“Sail into the wind.” These were the words Tim St. Clair spoke to me in March 1995 following a three-week revival emphasis in our church. God had poured out His Presence on us, and had touched the hearts of our people to embrace a community that been tolerated at best, and stiff-armed at worst.
For five years I had been pastoring a church that had once been a leading church in the city of Fort Worth, but had experienced dramatic socio-economic and demographic change. The median income of the households surrounding our church was eight thousand dollars a year.
The once vibrant blue-collar neighborhood had transitioned into a Hispanic community. The school across the street, where the church had been founded 80 years before was now 90% Hispanic as families from Mexico, Cuba and several different Central American countries came pouring into the city searching for employment and affordable housing.
Racial tension existed between the neighboring black community and our newly arrived Hispanic neighbors, and it was fed by the rivalry for turf among the Crips, The Bloods and The Latin Kings. Businesses in the area were tagged with gang signs, as each group marked their territory.
I vividly remember the Saturday morning a drive by shooting left a riddled car and two dazed gang members on the steps of our church as we prepared for a wedding. The families visiting from Oklahoma couldn’t wait to make a run back to the border, north of the Red River.

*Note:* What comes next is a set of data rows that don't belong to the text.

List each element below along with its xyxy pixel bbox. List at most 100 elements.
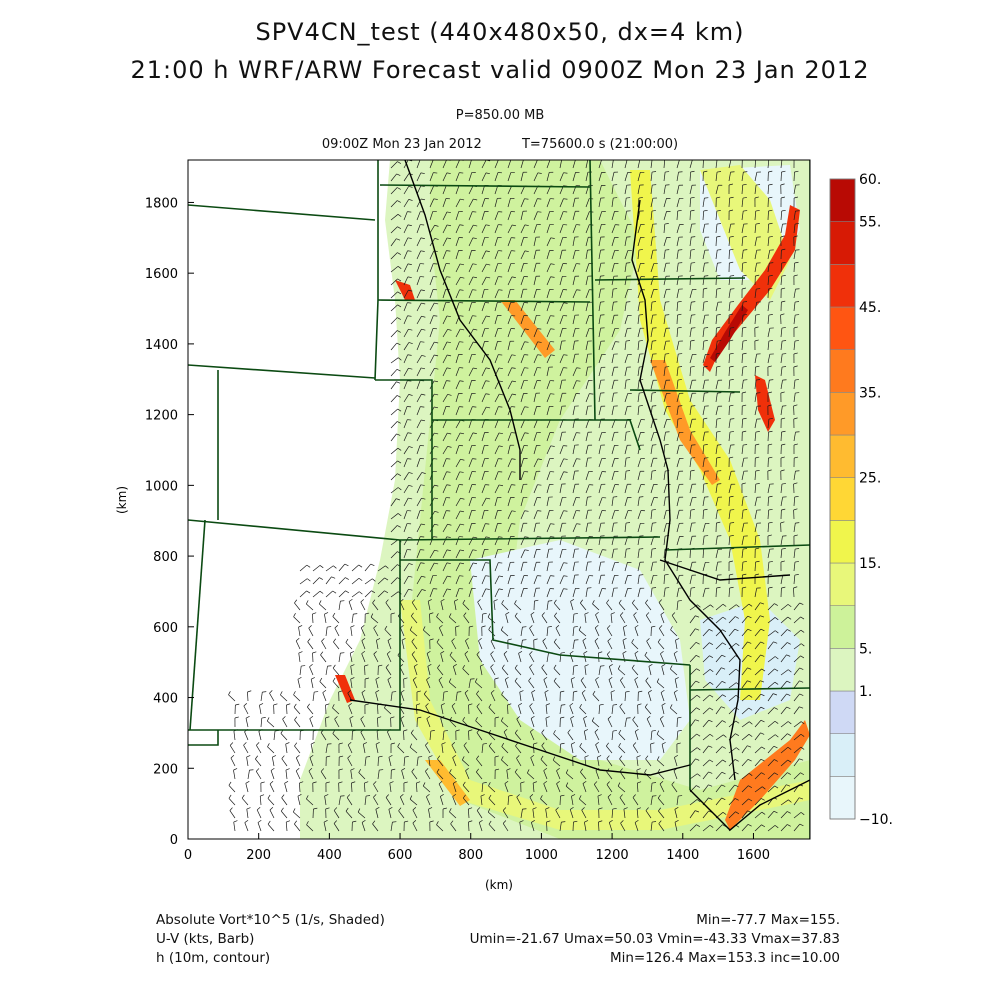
wind-barb-staff (689, 263, 692, 273)
wind-barb-staff (611, 588, 615, 598)
wind-barb-staff (637, 458, 642, 468)
wind-barb-flag (729, 456, 734, 459)
wind-barb-staff (533, 497, 538, 507)
wind-barb-staff (376, 717, 379, 728)
wind-barb-staff (650, 172, 653, 182)
wind-barb-staff (306, 798, 314, 806)
wind-barb-flag (696, 785, 700, 788)
wind-barb-flag (407, 276, 412, 278)
wind-barb-flag (397, 291, 402, 295)
wind-barb-staff (529, 628, 535, 637)
wind-barb-staff (295, 770, 301, 780)
wind-barb-staff (507, 471, 512, 481)
wind-barb-flag (389, 781, 394, 784)
wind-barb-staff (793, 616, 801, 624)
wind-barb-staff (702, 263, 705, 273)
wind-barb-staff (689, 354, 693, 364)
wind-barb-staff (572, 367, 577, 377)
wind-barb-staff (595, 614, 600, 624)
wind-barb-staff (658, 823, 665, 832)
wind-barb-staff (520, 497, 524, 507)
wind-barb-staff (715, 629, 723, 637)
wind-barb-flag (657, 756, 660, 761)
wind-barb-staff (572, 575, 576, 585)
wind-barb-flag (703, 209, 708, 212)
wind-barb-staff (671, 784, 678, 793)
wind-barb-flag (703, 340, 708, 342)
wind-barb-staff (632, 745, 639, 754)
wind-barb-flag (716, 521, 721, 524)
wind-barb-staff (767, 825, 776, 832)
wind-barb-staff (728, 419, 731, 429)
wind-barb-flag (270, 767, 275, 771)
wind-barb-staff (650, 588, 653, 598)
wind-barb-staff (452, 796, 457, 806)
wind-barb-staff (385, 667, 392, 676)
wind-barb-flag (520, 781, 525, 784)
wind-barb-staff (390, 161, 398, 169)
wind-barb-flag (781, 417, 786, 420)
wind-barb-flag (428, 807, 433, 810)
wind-barb-staff (585, 380, 589, 390)
wind-barb-flag (747, 628, 752, 632)
wind-barb-flag (563, 354, 568, 356)
wind-barb-staff (728, 668, 737, 676)
wind-barb-staff (416, 432, 422, 442)
wind-barb-staff (767, 707, 775, 715)
wind-barb-staff (741, 380, 744, 390)
wind-barb-flag (434, 562, 439, 565)
wind-barb-staff (754, 798, 762, 806)
wind-barb-flag (755, 223, 760, 225)
wind-barb-staff (611, 809, 614, 819)
wind-barb-staff (689, 655, 697, 663)
wind-barb-flag (773, 810, 778, 814)
wind-barb-staff (294, 745, 301, 754)
wind-barb-flag (756, 158, 760, 159)
wind-barb-flag (408, 472, 413, 474)
wind-barb-staff (702, 536, 705, 546)
wind-barb-staff (455, 562, 461, 572)
wind-barb-staff (741, 263, 744, 273)
wind-barb-flag (781, 248, 786, 251)
wind-barb-flag (794, 158, 798, 159)
wind-barb-staff (793, 497, 796, 507)
wind-barb-staff (663, 380, 667, 390)
wind-barb-staff (676, 445, 680, 455)
wind-barb-flag (578, 626, 582, 631)
wind-barb-flag (348, 702, 352, 706)
wind-barb-staff (715, 824, 723, 832)
wind-barb-staff (376, 640, 379, 650)
wind-barb-staff (507, 302, 511, 312)
wind-barb-flag (493, 599, 498, 602)
wind-barb-flag (364, 703, 369, 706)
wind-barb-staff (309, 666, 314, 676)
wind-barb-staff (506, 770, 509, 780)
wind-barb-flag (716, 235, 721, 238)
wind-barb-flag (421, 419, 426, 422)
wind-barb-flag (486, 406, 491, 409)
wind-barb-staff (611, 380, 615, 390)
wind-barb-staff (728, 510, 731, 520)
wind-barb-staff (416, 329, 422, 338)
wind-barb-flag (397, 330, 401, 333)
wind-barb-flag (514, 612, 518, 617)
wind-barb-flag (781, 327, 786, 329)
wind-barb-flag (742, 236, 747, 238)
wind-barb-flag (412, 820, 417, 824)
wind-barb-flag (696, 694, 701, 698)
wind-barb-flag (710, 604, 714, 608)
wind-barb-staff (608, 666, 613, 676)
wind-barb-flag (787, 604, 792, 608)
y-tick-label: 600 (153, 621, 178, 636)
wind-barb-staff (702, 366, 704, 377)
wind-barb-staff (372, 602, 379, 611)
wind-barb-flag (503, 651, 508, 655)
wind-barb-staff (598, 224, 602, 234)
wind-barb-staff (594, 640, 600, 650)
wind-barb-flag (793, 443, 798, 446)
wind-barb-flag (434, 523, 439, 526)
wind-barb-staff (377, 590, 385, 598)
wind-barb-flag (332, 664, 336, 669)
wind-barb-staff (463, 615, 470, 624)
wind-barb-staff (533, 250, 537, 260)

A little over a month after I heard the words, “Sail into the wind,” our church was hit by “The Mayfest Hailstorm.” Softball sized hail swept through our neighborhood as the 10th Worst Storm in American history destroyed the roofs of our church, 70 A.C. units, three vans, and took out 500 windows. Just four years before we had rebuilt our church from a fire that gutted our auditorium. It was very discouraging as we said to ourselves, “Here we go again.”

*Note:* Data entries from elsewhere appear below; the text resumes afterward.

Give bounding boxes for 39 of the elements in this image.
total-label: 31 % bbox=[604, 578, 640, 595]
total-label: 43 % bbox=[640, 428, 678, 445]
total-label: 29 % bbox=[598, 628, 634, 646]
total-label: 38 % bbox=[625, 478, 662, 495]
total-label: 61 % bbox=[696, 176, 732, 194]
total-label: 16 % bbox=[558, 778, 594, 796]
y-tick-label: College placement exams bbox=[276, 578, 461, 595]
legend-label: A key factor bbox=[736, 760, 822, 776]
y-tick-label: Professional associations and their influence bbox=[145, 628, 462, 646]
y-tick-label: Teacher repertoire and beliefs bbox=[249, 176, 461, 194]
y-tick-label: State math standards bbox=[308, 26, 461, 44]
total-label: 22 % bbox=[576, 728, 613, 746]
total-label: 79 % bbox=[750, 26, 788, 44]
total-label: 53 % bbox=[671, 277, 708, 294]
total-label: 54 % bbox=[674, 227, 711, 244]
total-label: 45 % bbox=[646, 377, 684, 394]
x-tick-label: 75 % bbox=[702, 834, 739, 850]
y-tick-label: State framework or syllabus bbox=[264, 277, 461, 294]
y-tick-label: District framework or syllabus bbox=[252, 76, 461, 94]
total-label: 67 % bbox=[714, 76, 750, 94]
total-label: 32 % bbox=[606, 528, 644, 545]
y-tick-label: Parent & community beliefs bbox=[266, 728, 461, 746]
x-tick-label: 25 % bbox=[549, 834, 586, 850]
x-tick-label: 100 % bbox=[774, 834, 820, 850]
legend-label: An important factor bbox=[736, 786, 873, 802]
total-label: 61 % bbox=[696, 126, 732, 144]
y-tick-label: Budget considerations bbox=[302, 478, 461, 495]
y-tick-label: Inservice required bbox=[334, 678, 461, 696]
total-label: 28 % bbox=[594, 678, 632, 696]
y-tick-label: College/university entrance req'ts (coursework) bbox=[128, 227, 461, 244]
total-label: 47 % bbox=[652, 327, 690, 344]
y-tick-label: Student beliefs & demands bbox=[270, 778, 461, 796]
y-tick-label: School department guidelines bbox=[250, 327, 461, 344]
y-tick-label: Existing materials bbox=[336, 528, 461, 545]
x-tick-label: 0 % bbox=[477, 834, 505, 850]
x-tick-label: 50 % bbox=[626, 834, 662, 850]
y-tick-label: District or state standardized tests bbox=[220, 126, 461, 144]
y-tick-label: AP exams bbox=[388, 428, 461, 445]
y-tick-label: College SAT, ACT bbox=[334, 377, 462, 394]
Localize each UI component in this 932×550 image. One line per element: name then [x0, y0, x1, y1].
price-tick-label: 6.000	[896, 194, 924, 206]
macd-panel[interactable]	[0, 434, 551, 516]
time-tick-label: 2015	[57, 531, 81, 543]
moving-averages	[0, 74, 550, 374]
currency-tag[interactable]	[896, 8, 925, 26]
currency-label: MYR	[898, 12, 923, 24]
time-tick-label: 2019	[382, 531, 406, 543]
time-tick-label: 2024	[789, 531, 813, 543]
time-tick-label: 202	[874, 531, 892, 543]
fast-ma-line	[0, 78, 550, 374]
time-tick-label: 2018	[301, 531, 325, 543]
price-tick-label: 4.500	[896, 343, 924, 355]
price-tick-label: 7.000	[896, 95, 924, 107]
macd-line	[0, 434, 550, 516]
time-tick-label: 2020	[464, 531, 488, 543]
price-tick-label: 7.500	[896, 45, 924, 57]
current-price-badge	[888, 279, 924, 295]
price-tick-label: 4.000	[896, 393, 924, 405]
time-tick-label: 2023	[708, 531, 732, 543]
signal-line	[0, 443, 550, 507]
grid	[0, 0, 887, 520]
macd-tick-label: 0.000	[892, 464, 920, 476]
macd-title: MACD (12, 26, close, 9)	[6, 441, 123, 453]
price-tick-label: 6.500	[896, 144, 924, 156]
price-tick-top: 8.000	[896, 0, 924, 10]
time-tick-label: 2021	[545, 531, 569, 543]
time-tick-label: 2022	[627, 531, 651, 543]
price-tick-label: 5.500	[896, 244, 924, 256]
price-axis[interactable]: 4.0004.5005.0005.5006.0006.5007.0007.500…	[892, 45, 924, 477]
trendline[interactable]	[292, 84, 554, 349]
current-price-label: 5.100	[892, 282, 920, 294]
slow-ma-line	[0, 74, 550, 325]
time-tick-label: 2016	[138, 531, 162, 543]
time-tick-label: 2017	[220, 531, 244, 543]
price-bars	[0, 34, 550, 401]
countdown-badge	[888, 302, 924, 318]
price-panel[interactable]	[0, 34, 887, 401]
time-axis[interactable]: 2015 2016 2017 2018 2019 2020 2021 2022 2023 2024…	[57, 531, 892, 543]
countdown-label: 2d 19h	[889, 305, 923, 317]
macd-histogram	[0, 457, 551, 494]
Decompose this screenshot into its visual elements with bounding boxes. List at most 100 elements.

As only God could do, He began to give me a vision to lead our people to sail into the winds of adversity and find His way through the storm. I formed MISSION FT. WORTH DISASTER RELIEF, and on Sunday afternoons after church we began by knocking on doors in a six square mile area, conducting a Disaster Relief Survey to determine the most pressing needs.
Over the next two years, we learned what it meant to sail into the wind as we…
- Provided disaster relief to hundreds of homes in our neighborhood, and enlisted our people and teams all over the country to roof over 100 homes.
- Launched a Language Center, offering the residents assistance in learning English as a second language.
- Adopted the elementary school across the street and provided winter coats for 900 students and teachers. These were designed as a school letter jacket in the schools purple and white colors, bearing the logo of their mascot and the school name on the back.
- Expanded our ministry to the community through a Food Pantry / Clothing Closet.
- Enlisted and trained volunteers to serve in the Choice Crisis Pregnancy Center that was opened by our church and operated on the outskirts of our property. Today it continues to lead expectant mothers to Christ and provide them with the resources they need to raise the children they choose to protect.
During this period of upheaval and uncertainty about our own future, we sailed into the wind by investing our lives in our community and embracing the people with the love of Jesus.
I personally dispensed with wearing a coat and tie for a year, since many of the people we were reaching had lost everything in the storm. All summer long, after church on Sunday mornings we would walk the streets of our neighborhood to knock on doors and follow up on the needs of people from Noon until night.
Three years later when I left the city of Fort Worth, a member of the City Council said to me, “I have never been to your church, but people all over the Eastside tell me you pastor that church that gets out of the walls of the building and takes it to the streets.” I don’t know if I have ever been given a greater compliment of my ministry.
As I recall those days, I remember a statement repeated to me over and over again by the people who invested so much and received so little in return. They would say, “I finally feel like I am being the church and not just going to church.”
My challenge to anyone interested in sailing into the wind and ministering to people where they are before they come to church is this:
“Be the church. Don’t just go to church. People may just follow you to church if you are the church where they need you the most.”